Even though AWS::S3 is currently just an initial release, you informed the community that "we are using it in production at 37signals." Why did 37signals decide to go the S3 route?
The main motivation is that the file servers that we currently have in our cluster are maxed out on the number of disks they can hold and we are running out of space on those disks so it was time to either add more file servers (which starts to get really expensive) or come up with something else. The technical barrier to switching parts of our infrastructure over to S3 were low enough that it made sense.
How are you using the S3 service now?
As for how we are using it, currently all uploads for Campfire are served up from S3. We are working on doing something similar with the other products. The approach is basically async migration which isn't that disruptive to introduce into the system. Files are uploaded as they always were, but there is a service that comes in every once in a while and migrates them over to S3 then marks them as migrated. When you make a request for a file we determine if it should be served off S3 yet. If so, you get it off S3, if not, it's comes from the local filesystem. The same service that migrates the data to S3 also purges files from our file server that have been migrated. How much file storage we need then becomes the amount of data that might be waiting to be migrated between runs of the service (it runs very frequently). So the cluster can't go diskless, but our data storage needs are almost nil.
Did Jeff Bezos' involvement have anything to do with 37Signals adoption of S3 or was it just a smart decision?
More than anything it was just a smart decision. Sure, Jeff Bezos thinks S3 is a good idea, of course, and that he's building a whole business around services like S3 is a testament to where he thinks the industry is going, but he doesn't mandate our technology or business decisions. We decided that from a technical as well as a business perspective that it was the solution to our file storage issues. Frankly, I don't think Jeff even knows we are using S3 at this point.
What are some of the challenges you have faced? Is performance an issue?

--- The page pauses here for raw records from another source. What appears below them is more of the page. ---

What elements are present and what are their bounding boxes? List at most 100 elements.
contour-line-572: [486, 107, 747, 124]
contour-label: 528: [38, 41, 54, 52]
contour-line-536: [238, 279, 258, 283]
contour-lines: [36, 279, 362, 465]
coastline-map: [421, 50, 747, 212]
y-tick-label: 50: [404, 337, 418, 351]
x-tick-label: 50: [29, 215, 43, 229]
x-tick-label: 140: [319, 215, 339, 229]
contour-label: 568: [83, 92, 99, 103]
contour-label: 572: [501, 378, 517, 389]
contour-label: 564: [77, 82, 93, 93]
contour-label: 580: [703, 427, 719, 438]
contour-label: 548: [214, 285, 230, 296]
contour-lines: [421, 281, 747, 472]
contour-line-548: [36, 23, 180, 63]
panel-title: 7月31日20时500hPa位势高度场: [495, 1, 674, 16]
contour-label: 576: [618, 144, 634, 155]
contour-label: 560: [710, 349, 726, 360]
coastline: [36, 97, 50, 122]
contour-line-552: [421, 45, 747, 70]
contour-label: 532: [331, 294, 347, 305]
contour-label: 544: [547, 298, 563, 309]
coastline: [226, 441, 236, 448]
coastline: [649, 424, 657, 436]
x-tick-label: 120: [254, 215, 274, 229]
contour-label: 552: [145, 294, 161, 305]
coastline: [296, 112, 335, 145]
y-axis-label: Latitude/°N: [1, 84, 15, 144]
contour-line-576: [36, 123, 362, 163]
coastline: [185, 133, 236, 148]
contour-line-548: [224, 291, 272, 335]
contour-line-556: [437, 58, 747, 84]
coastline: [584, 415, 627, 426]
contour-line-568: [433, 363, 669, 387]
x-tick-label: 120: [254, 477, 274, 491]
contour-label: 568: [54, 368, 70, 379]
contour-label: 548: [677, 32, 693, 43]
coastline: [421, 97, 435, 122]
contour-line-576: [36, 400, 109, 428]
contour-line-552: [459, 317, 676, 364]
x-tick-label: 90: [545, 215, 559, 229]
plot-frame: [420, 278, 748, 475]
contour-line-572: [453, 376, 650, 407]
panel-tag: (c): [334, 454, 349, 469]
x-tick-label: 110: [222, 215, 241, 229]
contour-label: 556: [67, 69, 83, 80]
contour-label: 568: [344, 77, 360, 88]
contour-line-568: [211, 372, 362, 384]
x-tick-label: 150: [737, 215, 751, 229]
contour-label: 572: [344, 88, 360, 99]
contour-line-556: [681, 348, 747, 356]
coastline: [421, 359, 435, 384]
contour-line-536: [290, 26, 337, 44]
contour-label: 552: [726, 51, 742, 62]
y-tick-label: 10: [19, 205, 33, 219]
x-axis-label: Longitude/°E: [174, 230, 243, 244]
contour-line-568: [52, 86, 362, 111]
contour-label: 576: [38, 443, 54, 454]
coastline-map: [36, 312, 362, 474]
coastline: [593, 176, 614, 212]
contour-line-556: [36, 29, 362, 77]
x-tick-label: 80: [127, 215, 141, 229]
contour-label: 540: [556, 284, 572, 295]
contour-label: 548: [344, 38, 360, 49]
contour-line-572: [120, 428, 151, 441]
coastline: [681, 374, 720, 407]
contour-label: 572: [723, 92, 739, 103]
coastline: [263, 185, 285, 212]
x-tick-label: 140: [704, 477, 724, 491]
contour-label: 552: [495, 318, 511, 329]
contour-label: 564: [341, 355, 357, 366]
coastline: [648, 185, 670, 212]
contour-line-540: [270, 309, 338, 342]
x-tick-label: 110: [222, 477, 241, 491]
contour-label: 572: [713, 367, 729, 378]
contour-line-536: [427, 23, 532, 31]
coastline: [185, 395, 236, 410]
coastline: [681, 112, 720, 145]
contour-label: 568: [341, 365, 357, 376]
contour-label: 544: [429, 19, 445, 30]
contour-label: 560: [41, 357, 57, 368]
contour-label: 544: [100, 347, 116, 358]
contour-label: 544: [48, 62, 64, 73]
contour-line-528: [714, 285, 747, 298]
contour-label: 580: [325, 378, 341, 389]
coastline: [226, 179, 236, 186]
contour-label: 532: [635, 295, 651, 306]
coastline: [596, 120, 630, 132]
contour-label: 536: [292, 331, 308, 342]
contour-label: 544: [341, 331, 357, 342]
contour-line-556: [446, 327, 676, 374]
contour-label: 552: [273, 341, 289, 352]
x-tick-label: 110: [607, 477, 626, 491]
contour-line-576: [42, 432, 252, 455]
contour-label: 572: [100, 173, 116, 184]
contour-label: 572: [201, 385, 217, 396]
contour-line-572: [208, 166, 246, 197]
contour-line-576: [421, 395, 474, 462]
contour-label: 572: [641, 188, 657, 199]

As for performance, the bottleneck (from profiling the code) is xml parsing. By default it uses XmlSimple which wraps REXML. This is nice from a portability and ease of installation point of view, but not ideal from a performance point of view. But, if you have libxml installed (the ruby bindings to the gnome xml library) aws/s3 will automatically use libxml instead of REXML for the parsing, which makes things an order of magnitude both faster and more efficient. Having said that, most people won't be using S3 in a way that would lead to them needing to parse huge amounts of xml. For every day use even the REXML version is fast enough. You only start running into performance problems when you, for example, ask for the list of all the objects in a bucket that contains hundreds of objects. You likely wouldn't be doing that very often, especially since you can limit the number of objects returned in a bucket by various filtering criteria. Aside from the xml parsing issue I find performance to be fine for my needs. Now that the library has been released, I'll likely find out from people using it if there are parts that really must be made more performant.
If you were asking how S3 (on the server side) performs, then my answer would be "just fine", though I'm not pushing it to its limits.

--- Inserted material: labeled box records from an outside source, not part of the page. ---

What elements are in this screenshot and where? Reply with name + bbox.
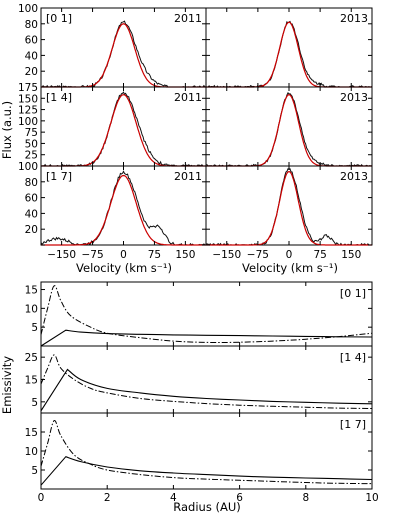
y-tick-label: 125: [18, 105, 38, 117]
y-tick-label: 15: [25, 427, 38, 439]
y-tick-label: 5: [31, 397, 38, 409]
y-tick-label: 40: [25, 208, 38, 220]
x-tick-label: −75: [247, 249, 269, 261]
y-tick-label: 15: [25, 375, 38, 387]
y-tick-label: 80: [25, 177, 38, 189]
dashdot-model-line: [40, 285, 373, 344]
y-tick-label: 60: [25, 35, 38, 47]
solid-model-line: [40, 329, 373, 347]
model-line: [206, 94, 372, 167]
y-tick-label: 25: [25, 150, 38, 162]
top-y-label: Flux (a.u.): [0, 101, 14, 159]
top-x-label-left: Velocity (km s⁻¹): [76, 261, 172, 275]
solid-model-line: [40, 368, 373, 412]
x-tick-label: 2: [104, 492, 111, 504]
x-tick-label: −150: [47, 249, 76, 261]
y-tick-label: 100: [18, 3, 38, 15]
x-tick-label: 75: [313, 249, 326, 261]
model-line: [41, 94, 206, 167]
y-tick-label: 15: [25, 285, 38, 297]
y-tick-label: 10: [25, 446, 38, 458]
y-tick-label: 25: [25, 352, 38, 364]
row-transition-label: [1 7]: [340, 418, 366, 431]
year-label: 2011: [174, 12, 202, 25]
profile-panel-2-1: −150 −75 0 75 150 2013: [205, 165, 373, 261]
row-transition-label: [0 1]: [340, 287, 366, 300]
profile-panel-0-0: 20 40 60 80 100 2011 [0 1]: [18, 3, 207, 88]
row-transition-label: [1 4]: [340, 351, 366, 364]
dashdot-model-line: [40, 354, 373, 409]
year-label: 2013: [340, 170, 368, 183]
emissivity-panel-0: 5 10 15 [0 1]: [25, 281, 373, 347]
emissivity-grid: 5 10 15 [0 1] 5 15 25 [1 4] 0 2 4 6 8 10 5 10 15 [1 7]: [25, 281, 379, 504]
y-tick-label: 40: [25, 50, 38, 62]
emissivity-panel-2: 0 2 4 6 8 10 5 10 15 [1 7]: [25, 412, 379, 504]
x-tick-label: 0: [120, 249, 127, 261]
bottom-y-label: Emissivity: [0, 356, 14, 414]
y-tick-label: 80: [25, 19, 38, 31]
row-transition-label: [0 1]: [46, 12, 72, 25]
x-tick-label: 75: [148, 249, 161, 261]
dashdot-model-line: [40, 420, 373, 485]
y-tick-label: 100: [18, 116, 38, 128]
y-tick-label: 5: [31, 465, 38, 477]
year-label: 2011: [174, 91, 202, 104]
profile-panel-0-1: 2013: [205, 7, 373, 88]
profile-panel-2-0: −150 −75 0 75 150 20 40 60 80 100 2011 [1 7]: [18, 161, 207, 261]
y-tick-label: 5: [31, 322, 38, 334]
emissivity-panel-1: 5 15 25 [1 4]: [25, 345, 373, 414]
y-tick-label: 50: [25, 138, 38, 150]
y-tick-label: 100: [18, 161, 38, 173]
solid-model-line: [40, 456, 373, 486]
x-tick-label: −75: [81, 249, 103, 261]
model-line: [41, 23, 206, 88]
y-tick-label: 10: [25, 303, 38, 315]
y-tick-label: 150: [18, 93, 38, 105]
profile-panel-1-1: 2013: [205, 86, 373, 167]
model-line: [206, 21, 372, 88]
bottom-x-label: Radius (AU): [173, 500, 240, 514]
year-label: 2013: [340, 91, 368, 104]
y-tick-label: 20: [25, 66, 38, 78]
row-transition-label: [1 4]: [46, 91, 72, 104]
x-tick-label: 6: [236, 492, 243, 504]
observed-line: [205, 20, 373, 88]
observed-line: [41, 20, 207, 88]
y-tick-label: 175: [18, 82, 38, 94]
year-label: 2013: [340, 12, 368, 25]
row-transition-label: [1 7]: [46, 170, 72, 183]
y-tick-label: 20: [25, 224, 38, 236]
x-tick-label: 8: [302, 492, 309, 504]
year-label: 2011: [174, 170, 202, 183]
x-tick-label: 0: [286, 249, 293, 261]
x-tick-label: 150: [175, 249, 195, 261]
y-tick-label: 60: [25, 193, 38, 205]
x-tick-label: 10: [365, 492, 378, 504]
model-line: [206, 170, 372, 246]
x-tick-label: 150: [341, 249, 361, 261]
model-line: [41, 174, 206, 246]
x-tick-label: 0: [38, 492, 45, 504]
x-tick-label: 4: [170, 492, 177, 504]
panel-frame: [40, 412, 373, 490]
x-tick-label: −150: [212, 249, 241, 261]
y-tick-label: 75: [25, 127, 38, 139]
top-x-label-right: Velocity (km s⁻¹): [242, 261, 338, 275]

What's special about your S3 library compared to other options available in Ruby? Is your library easier to work with?
As for "easy to work with", that's more of a priority for me than most anything else. I've payed very close attention to thinking about the API and molding it to incrementally be as close to how I'd like the interface to S3 to be. There is of course still work to be done on this (always) but I'm pleased with where things are now as far as ease of use. I want the library to be a joy to use. That's why I use Ruby.